If you are, and you haven’t read Iron John by Robert Bly, you’re missing a whole lot of insight into many of the cultural forces that have shaped what it means to be a man. But the thing is, it was published in 1990, though the fairy tale it refers to was written a very long time ago by the Brothers Grimm. Bly’s book was written at the end of Ronald Reagan’s Presidency, a full 20 years ago. So I’ve often wondered what Bly would say about how masculinity has changed over those 2 decades.
I was deep into my Saturday morning newspaper(s) euphoria this week-end, when I came across a story about a study done recently in Manchester, England about the effects of our changing economy on working class men, and by extension, masculinity. Titled “I can’t put a smiley face on”, and written by Darren Nixon of Leeds Memorial University in the UK, the article interviews long-term unemployed working class men to try to analyze why so many of them are basically unemployable.
The backdrop of the study is the de-industrialization of, in this case, the UK. With the loss of manufacturing jobs, and the growth of the service economy, many of the “working class” (his words, not mine) men have not been able to adapt to find work in service jobs, and the author draws the conclusion that it is because service jobs require behavior that is antithetical to their view of themselves and their masculinity. As Nixon writes “Responding to the demands of customer sovereignty unquestionably is antithetical to young working-class men whose culture valorizes sticking up for yourself”. Margaret Wente, the Globe & Mail columnist who covered the study, wrote “His point is clear. The defining value of working class masculinity is the ability to stick up for yourself when someone tries to give you shit. The defining requirement of service work is (in the view of the study respondents) having to eat it”.
A word of caution before we try to extrapolate these findings to North America. The class structure in the UK is rock solid and a thousand years old. I haven’t seen the research but I would presume that working class masculinity in the UK is much more sharply defined than is blue collar masculinity in North America. But I’d bet they’re at least cousins. So what Nixon uncovered in the UK is at least somewhat at work here at home.
It seems a poignant time to recognize the potential implications on masculinity of the transformation of our Western economies, what with the growth of the service economy at the expense of what would historically be called manual labor.

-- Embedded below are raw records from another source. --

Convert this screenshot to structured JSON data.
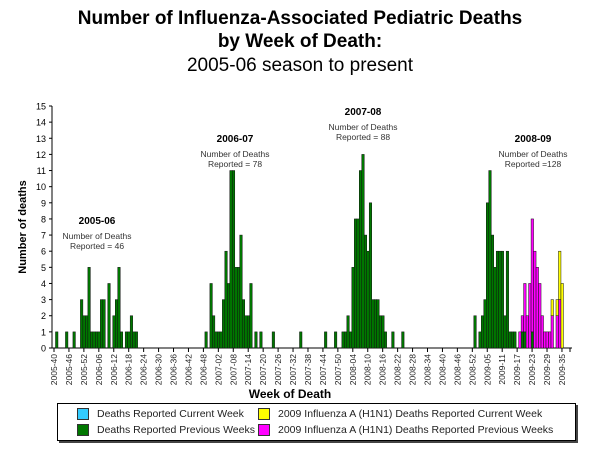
{
  "title": {
    "line1": "Number of Influenza-Associated Pediatric Deaths",
    "line2": "by Week of Death:",
    "line3": "2005-06 season to present"
  },
  "chart_data": {
    "type": "bar",
    "stacked": true,
    "xlabel": "Week of Death",
    "ylabel": "Number of deaths",
    "ylim": [
      0,
      15
    ],
    "yticks": [
      0,
      1,
      2,
      3,
      4,
      5,
      6,
      7,
      8,
      9,
      10,
      11,
      12,
      13,
      14,
      15
    ],
    "x_start_week": "2005-40",
    "num_weeks": 207,
    "xtick_labels": [
      "2005-40",
      "2005-46",
      "2005-52",
      "2006-06",
      "2006-12",
      "2006-18",
      "2006-24",
      "2006-30",
      "2006-36",
      "2006-42",
      "2006-48",
      "2007-02",
      "2007-08",
      "2007-14",
      "2007-20",
      "2007-26",
      "2007-32",
      "2007-38",
      "2007-44",
      "2007-50",
      "2008-04",
      "2008-10",
      "2008-16",
      "2008-22",
      "2008-28",
      "2008-34",
      "2008-40",
      "2008-46",
      "2008-52",
      "2009-05",
      "2009-11",
      "2009-17",
      "2009-23",
      "2009-29",
      "2009-35"
    ],
    "colors": {
      "current": "#33CCFF",
      "previous": "#007700",
      "h1n1_current": "#FFFF00",
      "h1n1_previous": "#FF00FF"
    },
    "series": [
      {
        "name": "Deaths Reported Current Week",
        "key": "current",
        "points": []
      },
      {
        "name": "Deaths Reported Previous Weeks",
        "key": "previous",
        "points": [
          [
            1,
            1
          ],
          [
            5,
            1
          ],
          [
            8,
            1
          ],
          [
            11,
            3
          ],
          [
            12,
            2
          ],
          [
            13,
            2
          ],
          [
            14,
            5
          ],
          [
            15,
            1
          ],
          [
            16,
            1
          ],
          [
            17,
            1
          ],
          [
            18,
            1
          ],
          [
            19,
            3
          ],
          [
            20,
            3
          ],
          [
            22,
            4
          ],
          [
            24,
            2
          ],
          [
            25,
            3
          ],
          [
            26,
            5
          ],
          [
            27,
            1
          ],
          [
            29,
            1
          ],
          [
            30,
            1
          ],
          [
            31,
            2
          ],
          [
            32,
            1
          ],
          [
            33,
            1
          ],
          [
            61,
            1
          ],
          [
            63,
            4
          ],
          [
            64,
            2
          ],
          [
            65,
            1
          ],
          [
            66,
            1
          ],
          [
            67,
            1
          ],
          [
            68,
            3
          ],
          [
            69,
            6
          ],
          [
            70,
            4
          ],
          [
            71,
            11
          ],
          [
            72,
            11
          ],
          [
            73,
            5
          ],
          [
            74,
            5
          ],
          [
            75,
            7
          ],
          [
            76,
            3
          ],
          [
            77,
            2
          ],
          [
            78,
            2
          ],
          [
            79,
            4
          ],
          [
            81,
            1
          ],
          [
            83,
            1
          ],
          [
            88,
            1
          ],
          [
            99,
            1
          ],
          [
            109,
            1
          ],
          [
            113,
            1
          ],
          [
            116,
            1
          ],
          [
            117,
            1
          ],
          [
            118,
            2
          ],
          [
            119,
            1
          ],
          [
            120,
            5
          ],
          [
            121,
            8
          ],
          [
            122,
            8
          ],
          [
            123,
            11
          ],
          [
            124,
            12
          ],
          [
            125,
            7
          ],
          [
            126,
            6
          ],
          [
            127,
            9
          ],
          [
            128,
            3
          ],
          [
            129,
            3
          ],
          [
            130,
            3
          ],
          [
            131,
            2
          ],
          [
            132,
            2
          ],
          [
            133,
            1
          ],
          [
            136,
            1
          ],
          [
            140,
            1
          ],
          [
            169,
            2
          ],
          [
            171,
            1
          ],
          [
            172,
            2
          ],
          [
            173,
            3
          ],
          [
            174,
            9
          ],
          [
            175,
            11
          ],
          [
            176,
            7
          ],
          [
            177,
            5
          ],
          [
            178,
            6
          ],
          [
            179,
            6
          ],
          [
            180,
            6
          ],
          [
            181,
            2
          ],
          [
            182,
            6
          ],
          [
            183,
            1
          ],
          [
            184,
            1
          ],
          [
            185,
            1
          ],
          [
            188,
            1
          ],
          [
            189,
            1
          ],
          [
            192,
            1
          ]
        ]
      },
      {
        "name": "2009 Influenza A (H1N1) Deaths Reported Current Week",
        "key": "h1n1_current",
        "points": [
          [
            200,
            1
          ],
          [
            202,
            1
          ],
          [
            203,
            3
          ],
          [
            204,
            4
          ]
        ]
      },
      {
        "name": "2009 Influenza A (H1N1) Deaths Reported Previous Weeks",
        "key": "h1n1_previous",
        "points": [
          [
            187,
            1
          ],
          [
            188,
            1
          ],
          [
            189,
            3
          ],
          [
            190,
            2
          ],
          [
            191,
            4
          ],
          [
            192,
            7
          ],
          [
            193,
            6
          ],
          [
            194,
            5
          ],
          [
            195,
            4
          ],
          [
            196,
            2
          ],
          [
            197,
            1
          ],
          [
            198,
            1
          ],
          [
            199,
            1
          ],
          [
            200,
            2
          ],
          [
            202,
            2
          ],
          [
            203,
            3
          ],
          [
            204,
            0
          ]
        ]
      }
    ],
    "annotations": [
      {
        "season": "2005-06",
        "text": "Number of Deaths",
        "text2": "Reported = 46"
      },
      {
        "season": "2006-07",
        "text": "Number of Deaths",
        "text2": "Reported = 78"
      },
      {
        "season": "2007-08",
        "text": "Number of Deaths",
        "text2": "Reported = 88"
      },
      {
        "season": "2008-09",
        "text": "Number of Deaths",
        "text2": "Reported =128"
      }
    ],
    "legend": [
      "Deaths Reported Current Week",
      "Deaths Reported Previous Weeks",
      "2009 Influenza A (H1N1) Deaths Reported Current Week",
      "2009 Influenza A (H1N1) Deaths Reported Previous Weeks"
    ],
    "legend_position": "bottom"
  }
}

And with this being the week in which General Motors is likely to file for bankruptcy protection in both the U.S and Canada.
So what do we do with this? As is always the case, there are 2 macro strategies if you’re marketing a product and you feel a seismic shift in the ground under your feet. Go with it. Or go against it. In other words, either embrace the softer side of maleness in the way you position and communicate a product to guys, or go the other way and be the bastion of old-fashioned male-ness.
At zig we always root our strategy process in a “Cultural Debate”, a long-term and topical issue that our target audience is talking about, reading about, and living. We believe picking the right cultural debate to participate in gives our ideas a cultural currency that causes them to take on a life of their own thanks to our target’s willingness to spread them within their communities. “What does it mean to be a guy right now” is about as interesting and powerful a debate as there is.